I know there are no more original ideas; everything is lifted from somewhere else and then changed just enough to make it seem fresh (aren’t you sick of the word “fresh”?) First time director George Nolfi had a great concept to start with in the original story, but couldn’t seem to decide where to take it that lived up to the source material. I wish the adjustment bureau had gone to his house while he was typing and installed windows Vista on his computer so it kept crashing, thus avoiding this script. (It could have been done by a few of the lesser members of the bureau, maybe Pete and Harry.) And by the way, George, why are all your bureau people men? Do you think a chick couldn’t pull off the hat? Honestly, besides Emily Blunt, there were only two other women in this film and they are both frozen secretaries that Matt Damon rushes by and waves to, not realizing that their facial expressions haven’t changed. They could have used mannequins.
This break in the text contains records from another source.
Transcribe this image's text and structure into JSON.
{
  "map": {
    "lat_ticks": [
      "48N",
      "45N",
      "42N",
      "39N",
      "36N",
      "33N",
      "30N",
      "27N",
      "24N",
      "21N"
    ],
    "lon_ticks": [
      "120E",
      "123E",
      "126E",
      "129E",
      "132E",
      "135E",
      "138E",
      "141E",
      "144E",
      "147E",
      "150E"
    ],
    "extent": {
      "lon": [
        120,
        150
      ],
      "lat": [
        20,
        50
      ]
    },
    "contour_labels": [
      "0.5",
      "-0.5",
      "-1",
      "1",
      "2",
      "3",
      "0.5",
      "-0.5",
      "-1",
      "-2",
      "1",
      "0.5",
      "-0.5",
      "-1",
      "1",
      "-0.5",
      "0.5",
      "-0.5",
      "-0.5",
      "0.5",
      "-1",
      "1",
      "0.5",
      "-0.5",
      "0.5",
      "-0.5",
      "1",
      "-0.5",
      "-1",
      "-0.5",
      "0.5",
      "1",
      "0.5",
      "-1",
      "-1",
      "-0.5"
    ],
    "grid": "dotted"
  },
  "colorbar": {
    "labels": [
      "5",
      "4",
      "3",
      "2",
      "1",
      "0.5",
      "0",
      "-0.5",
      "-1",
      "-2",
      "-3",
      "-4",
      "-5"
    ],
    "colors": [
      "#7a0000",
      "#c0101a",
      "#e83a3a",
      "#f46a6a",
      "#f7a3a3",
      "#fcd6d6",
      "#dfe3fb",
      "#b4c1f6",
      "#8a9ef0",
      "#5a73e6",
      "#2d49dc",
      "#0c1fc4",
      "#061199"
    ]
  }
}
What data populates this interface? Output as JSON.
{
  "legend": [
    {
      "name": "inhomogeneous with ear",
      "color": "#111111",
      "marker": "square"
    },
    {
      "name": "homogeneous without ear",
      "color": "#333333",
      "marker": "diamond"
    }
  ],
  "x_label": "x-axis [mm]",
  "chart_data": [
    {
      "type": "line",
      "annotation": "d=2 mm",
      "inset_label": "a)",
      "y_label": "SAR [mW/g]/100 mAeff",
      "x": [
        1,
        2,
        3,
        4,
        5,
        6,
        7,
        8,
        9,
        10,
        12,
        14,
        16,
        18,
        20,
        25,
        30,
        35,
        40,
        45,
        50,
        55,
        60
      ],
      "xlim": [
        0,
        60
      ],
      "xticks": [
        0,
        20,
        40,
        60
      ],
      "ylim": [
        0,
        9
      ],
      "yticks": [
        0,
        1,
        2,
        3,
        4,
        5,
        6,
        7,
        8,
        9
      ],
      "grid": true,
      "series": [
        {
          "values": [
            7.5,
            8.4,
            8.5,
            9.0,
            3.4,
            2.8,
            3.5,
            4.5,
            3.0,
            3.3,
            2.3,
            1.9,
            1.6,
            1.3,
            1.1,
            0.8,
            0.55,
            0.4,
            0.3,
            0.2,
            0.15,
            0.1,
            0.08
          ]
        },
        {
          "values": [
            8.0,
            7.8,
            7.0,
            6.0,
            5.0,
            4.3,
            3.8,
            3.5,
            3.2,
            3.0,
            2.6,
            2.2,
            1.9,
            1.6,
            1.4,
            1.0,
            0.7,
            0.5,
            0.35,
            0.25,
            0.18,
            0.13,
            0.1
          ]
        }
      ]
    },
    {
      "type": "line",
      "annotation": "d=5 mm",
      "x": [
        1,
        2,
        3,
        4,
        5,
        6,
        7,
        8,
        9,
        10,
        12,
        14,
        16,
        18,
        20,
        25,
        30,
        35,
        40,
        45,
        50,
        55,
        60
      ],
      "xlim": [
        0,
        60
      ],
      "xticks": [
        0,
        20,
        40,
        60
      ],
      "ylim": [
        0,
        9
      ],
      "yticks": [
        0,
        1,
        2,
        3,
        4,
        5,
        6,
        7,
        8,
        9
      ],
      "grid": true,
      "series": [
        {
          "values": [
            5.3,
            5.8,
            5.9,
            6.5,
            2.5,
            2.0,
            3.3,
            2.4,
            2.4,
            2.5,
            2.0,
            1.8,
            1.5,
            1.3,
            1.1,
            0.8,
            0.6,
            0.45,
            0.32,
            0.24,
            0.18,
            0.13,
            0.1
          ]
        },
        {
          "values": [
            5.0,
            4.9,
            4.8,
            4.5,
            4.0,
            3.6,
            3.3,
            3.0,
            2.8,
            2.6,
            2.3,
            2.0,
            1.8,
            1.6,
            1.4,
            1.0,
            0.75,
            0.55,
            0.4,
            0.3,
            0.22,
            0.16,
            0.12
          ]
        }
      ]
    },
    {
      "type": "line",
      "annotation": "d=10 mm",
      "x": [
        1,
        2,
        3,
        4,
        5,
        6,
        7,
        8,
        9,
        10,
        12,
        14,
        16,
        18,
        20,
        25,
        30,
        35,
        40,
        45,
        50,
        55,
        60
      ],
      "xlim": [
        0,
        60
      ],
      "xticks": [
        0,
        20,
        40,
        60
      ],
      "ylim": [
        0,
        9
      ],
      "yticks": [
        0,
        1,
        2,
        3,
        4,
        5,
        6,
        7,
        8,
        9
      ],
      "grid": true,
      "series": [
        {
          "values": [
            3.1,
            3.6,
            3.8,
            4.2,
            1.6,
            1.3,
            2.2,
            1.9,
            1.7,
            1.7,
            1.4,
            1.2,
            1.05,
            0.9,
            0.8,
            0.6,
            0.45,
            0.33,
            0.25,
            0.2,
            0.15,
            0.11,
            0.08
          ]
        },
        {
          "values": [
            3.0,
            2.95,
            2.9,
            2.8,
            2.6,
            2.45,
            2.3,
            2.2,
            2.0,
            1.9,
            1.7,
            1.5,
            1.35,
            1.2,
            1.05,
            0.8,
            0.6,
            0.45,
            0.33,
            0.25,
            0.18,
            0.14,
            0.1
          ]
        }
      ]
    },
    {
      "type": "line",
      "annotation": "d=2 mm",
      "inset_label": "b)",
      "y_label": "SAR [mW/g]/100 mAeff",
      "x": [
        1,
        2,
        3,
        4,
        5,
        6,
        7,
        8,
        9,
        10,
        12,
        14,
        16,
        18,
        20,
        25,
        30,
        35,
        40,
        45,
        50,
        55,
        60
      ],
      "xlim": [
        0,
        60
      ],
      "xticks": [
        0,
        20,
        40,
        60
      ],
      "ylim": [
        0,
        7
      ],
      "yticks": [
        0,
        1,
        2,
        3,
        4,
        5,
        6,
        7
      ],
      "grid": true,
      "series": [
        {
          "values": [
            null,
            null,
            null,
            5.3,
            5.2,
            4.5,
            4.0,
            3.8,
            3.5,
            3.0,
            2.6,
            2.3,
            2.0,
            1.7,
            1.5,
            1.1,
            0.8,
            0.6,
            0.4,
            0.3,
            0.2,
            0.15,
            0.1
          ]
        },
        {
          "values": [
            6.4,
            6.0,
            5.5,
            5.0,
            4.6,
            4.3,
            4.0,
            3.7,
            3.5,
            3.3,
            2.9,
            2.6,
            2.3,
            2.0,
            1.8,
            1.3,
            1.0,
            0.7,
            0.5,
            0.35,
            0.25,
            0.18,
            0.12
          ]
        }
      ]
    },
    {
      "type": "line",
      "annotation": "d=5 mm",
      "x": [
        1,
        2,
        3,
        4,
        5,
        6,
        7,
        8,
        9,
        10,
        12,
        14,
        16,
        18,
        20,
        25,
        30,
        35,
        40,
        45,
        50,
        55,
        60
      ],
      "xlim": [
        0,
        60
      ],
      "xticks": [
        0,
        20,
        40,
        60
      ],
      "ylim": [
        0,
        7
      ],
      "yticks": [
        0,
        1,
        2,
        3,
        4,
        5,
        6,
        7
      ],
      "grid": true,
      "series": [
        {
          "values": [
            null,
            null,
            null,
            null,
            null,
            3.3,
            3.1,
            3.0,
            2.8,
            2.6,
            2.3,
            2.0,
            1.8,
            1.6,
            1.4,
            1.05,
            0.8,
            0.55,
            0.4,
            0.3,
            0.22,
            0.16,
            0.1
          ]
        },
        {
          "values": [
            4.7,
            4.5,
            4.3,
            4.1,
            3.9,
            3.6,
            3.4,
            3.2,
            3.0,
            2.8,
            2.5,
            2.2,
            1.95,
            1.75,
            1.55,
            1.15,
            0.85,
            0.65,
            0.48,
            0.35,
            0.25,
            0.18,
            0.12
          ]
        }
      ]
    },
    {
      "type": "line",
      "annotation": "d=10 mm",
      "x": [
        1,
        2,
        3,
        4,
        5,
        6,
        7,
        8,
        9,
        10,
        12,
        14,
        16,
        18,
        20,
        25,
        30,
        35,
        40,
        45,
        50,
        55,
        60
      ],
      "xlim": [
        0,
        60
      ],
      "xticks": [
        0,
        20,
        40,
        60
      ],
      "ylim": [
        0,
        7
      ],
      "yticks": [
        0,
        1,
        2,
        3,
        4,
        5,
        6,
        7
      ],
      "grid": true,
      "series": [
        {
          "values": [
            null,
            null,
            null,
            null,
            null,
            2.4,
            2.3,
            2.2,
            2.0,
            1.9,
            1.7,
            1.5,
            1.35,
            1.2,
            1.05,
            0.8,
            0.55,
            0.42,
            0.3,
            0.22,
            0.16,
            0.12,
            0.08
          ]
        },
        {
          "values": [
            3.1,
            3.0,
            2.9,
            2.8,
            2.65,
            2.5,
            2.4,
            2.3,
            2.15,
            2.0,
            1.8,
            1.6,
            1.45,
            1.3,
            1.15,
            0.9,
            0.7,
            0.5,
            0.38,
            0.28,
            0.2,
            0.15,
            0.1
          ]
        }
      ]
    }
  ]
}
Ridiculous script aside, the cast is very good, with Matt Damon showing the playful side that has shown up on 30Rock. I’ve loved him since he first made up the names of his twelve fake brothers in Good Will Hunting (Marky, Ricky, Danny, Terry, Mikey, Davey, Timmy, Tommy, Joey, Robby, Johnny and Brian). He and Emily Blunt are great together, making me wish they had been in a different movie. By the way, Matt, I forgive you for The Bourne Supremacy – it’s not your fault. It’s not your fault.
Oh, yeah, the movie didn’t make me sick at all. Kind of forgot that’s what I was here for.
Barf Bag ranking: ZERO BAGS Which I suppose I should be happy about, but I’d trade a little queasiness for a better movie.
Gee, I was going to go see that today but I feel it’s no longer necessary. That leaves time for another movie!
I understand Battle for LA is number one this weekend! Because after seeing what’s happening in Japan, nothing quite hits the spot like watching the west coast get taken out by aliens.